Tal vez por eso Stefan Zweig ha vuelto a llamar ahora a los lectores con tanta fuerza. Asistimos a una realidad en transformación que nos agobia y sobrepasa, y las páginas del austriaco nos atraen con un mundo anterior, en el cual cada persona y cada cosa, en apariencia, ocupaba con seguridad su lugar, y lo que encontramos si prestamos atención son otras almas como las nuestras: perdidas, ahuyentando fantasmas por medio del placer, de la ambición y de los amores.

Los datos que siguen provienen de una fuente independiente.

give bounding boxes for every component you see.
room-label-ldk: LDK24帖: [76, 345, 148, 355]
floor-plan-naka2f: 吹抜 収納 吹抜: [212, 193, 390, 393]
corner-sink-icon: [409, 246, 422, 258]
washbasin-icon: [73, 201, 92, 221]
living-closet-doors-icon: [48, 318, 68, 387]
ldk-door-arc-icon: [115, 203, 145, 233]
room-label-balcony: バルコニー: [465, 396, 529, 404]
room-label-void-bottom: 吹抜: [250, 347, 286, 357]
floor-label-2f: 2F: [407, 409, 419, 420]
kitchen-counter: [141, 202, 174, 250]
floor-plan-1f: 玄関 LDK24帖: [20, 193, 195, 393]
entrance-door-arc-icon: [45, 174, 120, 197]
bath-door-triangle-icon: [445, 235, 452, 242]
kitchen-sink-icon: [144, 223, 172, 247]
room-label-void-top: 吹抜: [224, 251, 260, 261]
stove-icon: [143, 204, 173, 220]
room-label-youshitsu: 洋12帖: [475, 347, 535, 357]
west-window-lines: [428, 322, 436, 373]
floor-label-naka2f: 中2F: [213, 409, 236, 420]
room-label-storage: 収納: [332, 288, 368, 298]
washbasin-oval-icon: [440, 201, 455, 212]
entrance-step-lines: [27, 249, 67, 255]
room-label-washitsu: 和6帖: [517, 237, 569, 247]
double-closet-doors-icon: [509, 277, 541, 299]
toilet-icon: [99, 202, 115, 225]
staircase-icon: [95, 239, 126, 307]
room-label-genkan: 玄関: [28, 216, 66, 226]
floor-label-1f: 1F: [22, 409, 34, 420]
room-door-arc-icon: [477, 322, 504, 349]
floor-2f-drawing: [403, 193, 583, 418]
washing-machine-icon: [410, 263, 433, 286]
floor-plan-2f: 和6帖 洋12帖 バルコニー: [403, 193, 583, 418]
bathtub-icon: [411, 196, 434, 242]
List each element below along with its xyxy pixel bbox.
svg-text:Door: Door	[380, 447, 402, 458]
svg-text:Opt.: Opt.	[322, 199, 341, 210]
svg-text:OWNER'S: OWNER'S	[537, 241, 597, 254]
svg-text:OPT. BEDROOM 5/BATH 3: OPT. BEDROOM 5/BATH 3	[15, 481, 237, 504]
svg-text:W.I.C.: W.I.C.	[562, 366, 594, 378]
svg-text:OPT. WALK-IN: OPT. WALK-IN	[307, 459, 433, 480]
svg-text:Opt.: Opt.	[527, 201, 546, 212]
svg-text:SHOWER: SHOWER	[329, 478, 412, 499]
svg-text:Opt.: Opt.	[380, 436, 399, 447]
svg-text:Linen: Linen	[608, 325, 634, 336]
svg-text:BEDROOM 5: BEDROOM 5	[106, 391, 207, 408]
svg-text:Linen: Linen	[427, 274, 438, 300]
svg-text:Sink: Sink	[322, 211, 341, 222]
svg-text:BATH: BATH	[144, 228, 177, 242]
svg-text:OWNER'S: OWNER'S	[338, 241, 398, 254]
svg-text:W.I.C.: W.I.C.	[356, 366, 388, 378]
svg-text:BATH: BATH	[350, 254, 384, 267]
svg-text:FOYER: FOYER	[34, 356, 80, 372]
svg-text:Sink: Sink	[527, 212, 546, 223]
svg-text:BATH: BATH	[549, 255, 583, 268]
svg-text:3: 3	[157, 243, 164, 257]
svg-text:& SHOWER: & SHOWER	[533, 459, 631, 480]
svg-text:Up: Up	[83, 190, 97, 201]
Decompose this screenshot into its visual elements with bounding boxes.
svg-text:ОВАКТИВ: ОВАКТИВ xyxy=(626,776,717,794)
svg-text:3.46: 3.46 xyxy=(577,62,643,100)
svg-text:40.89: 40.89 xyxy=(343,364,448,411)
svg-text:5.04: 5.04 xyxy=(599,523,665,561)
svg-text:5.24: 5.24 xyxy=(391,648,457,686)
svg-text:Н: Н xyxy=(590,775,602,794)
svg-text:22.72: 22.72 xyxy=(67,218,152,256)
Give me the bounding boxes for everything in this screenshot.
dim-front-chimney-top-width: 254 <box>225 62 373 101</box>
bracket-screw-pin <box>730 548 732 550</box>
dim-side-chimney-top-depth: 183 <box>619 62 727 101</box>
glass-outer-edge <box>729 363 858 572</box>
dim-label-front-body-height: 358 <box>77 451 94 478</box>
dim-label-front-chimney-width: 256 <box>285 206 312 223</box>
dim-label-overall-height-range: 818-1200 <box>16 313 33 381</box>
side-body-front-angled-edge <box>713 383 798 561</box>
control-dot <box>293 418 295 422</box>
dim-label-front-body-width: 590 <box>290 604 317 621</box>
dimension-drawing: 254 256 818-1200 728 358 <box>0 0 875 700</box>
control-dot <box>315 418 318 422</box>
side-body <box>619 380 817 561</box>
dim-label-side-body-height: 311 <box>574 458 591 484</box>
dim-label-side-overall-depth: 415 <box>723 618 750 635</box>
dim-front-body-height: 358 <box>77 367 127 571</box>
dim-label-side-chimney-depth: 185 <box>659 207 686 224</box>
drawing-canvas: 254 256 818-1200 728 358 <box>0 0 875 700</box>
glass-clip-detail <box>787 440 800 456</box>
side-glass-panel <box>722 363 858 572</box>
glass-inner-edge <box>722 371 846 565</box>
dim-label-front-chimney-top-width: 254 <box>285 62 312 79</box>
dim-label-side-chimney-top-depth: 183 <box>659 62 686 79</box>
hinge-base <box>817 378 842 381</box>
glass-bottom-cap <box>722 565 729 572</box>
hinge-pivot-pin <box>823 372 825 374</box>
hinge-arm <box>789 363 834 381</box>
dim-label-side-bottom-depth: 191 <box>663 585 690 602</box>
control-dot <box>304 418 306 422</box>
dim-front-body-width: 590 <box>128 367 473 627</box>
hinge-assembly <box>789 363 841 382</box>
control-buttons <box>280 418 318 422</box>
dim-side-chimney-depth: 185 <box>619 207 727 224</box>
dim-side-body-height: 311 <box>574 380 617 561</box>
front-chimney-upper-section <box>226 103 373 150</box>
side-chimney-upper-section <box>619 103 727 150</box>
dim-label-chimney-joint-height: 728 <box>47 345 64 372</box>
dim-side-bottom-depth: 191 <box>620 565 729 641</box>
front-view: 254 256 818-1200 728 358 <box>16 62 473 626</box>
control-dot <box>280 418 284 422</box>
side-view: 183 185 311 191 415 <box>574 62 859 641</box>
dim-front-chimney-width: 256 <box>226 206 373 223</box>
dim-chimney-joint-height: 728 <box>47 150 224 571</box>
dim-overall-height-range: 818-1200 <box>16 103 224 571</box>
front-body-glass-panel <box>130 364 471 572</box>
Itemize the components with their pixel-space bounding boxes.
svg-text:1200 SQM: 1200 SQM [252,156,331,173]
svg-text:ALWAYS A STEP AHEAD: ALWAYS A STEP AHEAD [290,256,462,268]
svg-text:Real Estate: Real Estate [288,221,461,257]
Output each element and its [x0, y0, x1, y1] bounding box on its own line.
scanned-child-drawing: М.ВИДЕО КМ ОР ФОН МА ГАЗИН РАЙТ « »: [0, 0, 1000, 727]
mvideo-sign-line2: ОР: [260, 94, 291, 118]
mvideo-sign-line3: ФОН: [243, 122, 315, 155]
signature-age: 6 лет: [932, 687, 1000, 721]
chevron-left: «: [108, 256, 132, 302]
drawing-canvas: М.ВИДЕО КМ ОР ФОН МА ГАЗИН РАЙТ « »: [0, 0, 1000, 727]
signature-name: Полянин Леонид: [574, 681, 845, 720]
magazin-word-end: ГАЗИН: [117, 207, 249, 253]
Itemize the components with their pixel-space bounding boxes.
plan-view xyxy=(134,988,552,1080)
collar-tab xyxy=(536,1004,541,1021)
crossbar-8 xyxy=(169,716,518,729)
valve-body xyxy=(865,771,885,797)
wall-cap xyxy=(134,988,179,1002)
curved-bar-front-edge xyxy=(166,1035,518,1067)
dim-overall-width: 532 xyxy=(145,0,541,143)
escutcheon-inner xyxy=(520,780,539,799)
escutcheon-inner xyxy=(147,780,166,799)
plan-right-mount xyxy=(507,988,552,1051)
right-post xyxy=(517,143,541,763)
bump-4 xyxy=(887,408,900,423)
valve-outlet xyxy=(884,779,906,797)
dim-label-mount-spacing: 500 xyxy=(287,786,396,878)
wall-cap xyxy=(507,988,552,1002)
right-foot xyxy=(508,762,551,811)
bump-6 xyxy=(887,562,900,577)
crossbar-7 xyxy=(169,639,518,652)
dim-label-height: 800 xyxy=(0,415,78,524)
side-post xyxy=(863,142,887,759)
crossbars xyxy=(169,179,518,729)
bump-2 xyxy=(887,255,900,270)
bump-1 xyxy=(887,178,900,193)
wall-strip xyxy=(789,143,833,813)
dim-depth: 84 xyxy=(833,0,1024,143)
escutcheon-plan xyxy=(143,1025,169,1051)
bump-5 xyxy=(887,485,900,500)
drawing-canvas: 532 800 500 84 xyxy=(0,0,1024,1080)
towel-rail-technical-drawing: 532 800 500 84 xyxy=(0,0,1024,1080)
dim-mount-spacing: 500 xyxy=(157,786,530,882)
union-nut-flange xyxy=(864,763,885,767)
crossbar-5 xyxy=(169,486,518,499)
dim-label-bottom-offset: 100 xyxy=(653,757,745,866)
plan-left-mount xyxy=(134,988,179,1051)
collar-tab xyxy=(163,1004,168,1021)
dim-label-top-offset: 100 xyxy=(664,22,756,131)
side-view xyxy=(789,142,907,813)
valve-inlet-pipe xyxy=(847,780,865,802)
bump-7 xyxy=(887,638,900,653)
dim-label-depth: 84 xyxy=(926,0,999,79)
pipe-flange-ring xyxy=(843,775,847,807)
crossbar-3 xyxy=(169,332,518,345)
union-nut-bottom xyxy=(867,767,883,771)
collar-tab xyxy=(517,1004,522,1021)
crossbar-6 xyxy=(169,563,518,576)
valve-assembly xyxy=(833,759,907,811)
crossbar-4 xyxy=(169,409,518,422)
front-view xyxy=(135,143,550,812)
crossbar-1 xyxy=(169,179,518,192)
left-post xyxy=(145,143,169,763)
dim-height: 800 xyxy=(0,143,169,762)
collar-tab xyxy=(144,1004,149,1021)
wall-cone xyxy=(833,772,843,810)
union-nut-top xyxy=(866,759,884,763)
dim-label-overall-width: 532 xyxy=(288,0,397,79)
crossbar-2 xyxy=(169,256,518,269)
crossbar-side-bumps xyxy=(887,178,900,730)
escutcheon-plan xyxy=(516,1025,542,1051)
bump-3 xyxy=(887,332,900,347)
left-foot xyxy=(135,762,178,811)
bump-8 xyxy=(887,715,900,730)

Carta de una desconocida admite una lectura liviana que nos aleja un rato de la vida diaria con personajes interesantes, una trama que no amaina y una atmósfera convincente – características ya en sí meritorias –, para luego abandonarnos sin exigencias. Esa es la expectativa de R. cuando comienza a leer la carta como quien lee una novela (“más bien un manuscrito que una carta”, remarca el narrador). Detrás del velo, sin embargo, está la vida que no fue, la redención perdida, el arrepentimiento sin solaz. La mujer queda sin nombre, sin ser recordada; el niño, un bastardo; el escritor, cruelmente situado en su vasta soledad y nosotros sintiendo esa misma corriente de aire frío que se cuela en nuestras tranquilas habitaciones.